Contemporary Ceramics gallery and shop exhibits the greatest collectable names in British ceramics along with the most up and coming artists of today. Our distinguished makers are all carefully selected members of the Craft Potters Association.
All of our makers are members of the Craft Potters Association and each of them have a story to tell.
Originally from Kent, Mitch studied Ceramic Design at Falmouth School of Art during the early 1990s. She creates hand-built sculptural ceramics inspired by the natural forms from her coastal finds, both at home in North Devon and on her travels. Her stoneware vessels hark back to the dry, worn spirals of old conch shells collected on Caribbean beaches.
Petra trained in the South East and then gained a degree at Cardiff before joining Wobage Workshops, South Herefordshire in 1995. She and her husband, Jeremy Steward, also a potter, live on the edge of the Royal Forest of Dean. They were invited to join the Wobage studios as part-time apprentices to Mick and Sheila Casson, a role they maintained until Mick’s death in 2003.

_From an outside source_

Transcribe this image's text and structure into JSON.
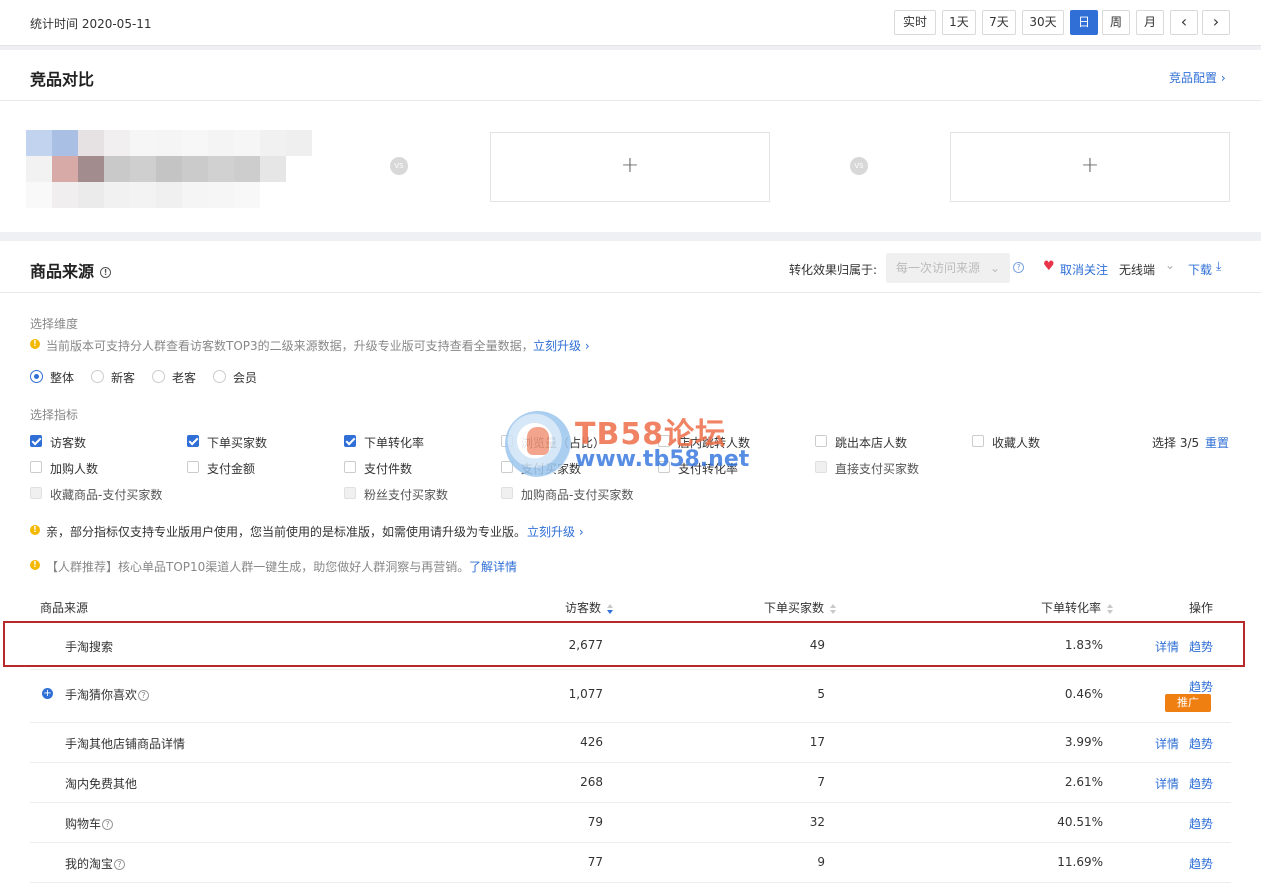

Making in her hometown of Stoke-on-Trent, Laura draws from the creative heritage and ambition of the pioneering potters who made the city famous. Her contemporary forms echo the grandeur of 18th century ceramics, she has long admired. Thrown in porcelain, each piece is a unique ‘sketch’ in clay, carefully turned and refined to reveal the precise form.
“I aim to blur the dividing lines between art and craft. I use clay or porcelain as my canvas, creating illustrated plates for installations or vessels as sculptural displays. The themes include zoom meetings, refugees, masks, musicians, people at rest, funny faces, at the café, at the beach, at the Met, and conversations across time.” – Gail Altschuler.
After studying glass and ceramics at the University of Sunderland, Craig completed an MA in ceramics at the Royal College of Art. He was drawn to clay for the immediacy of its modelling properties, enabling him to realise his ideas with dynamism. His work is inspired by the elegance of a bygone era, particularly the work of cartoonists and illustrators from the 50s and 60s such as Miroslav Sasek and Ronald Searle, whose economic use of line define characters and tell stories.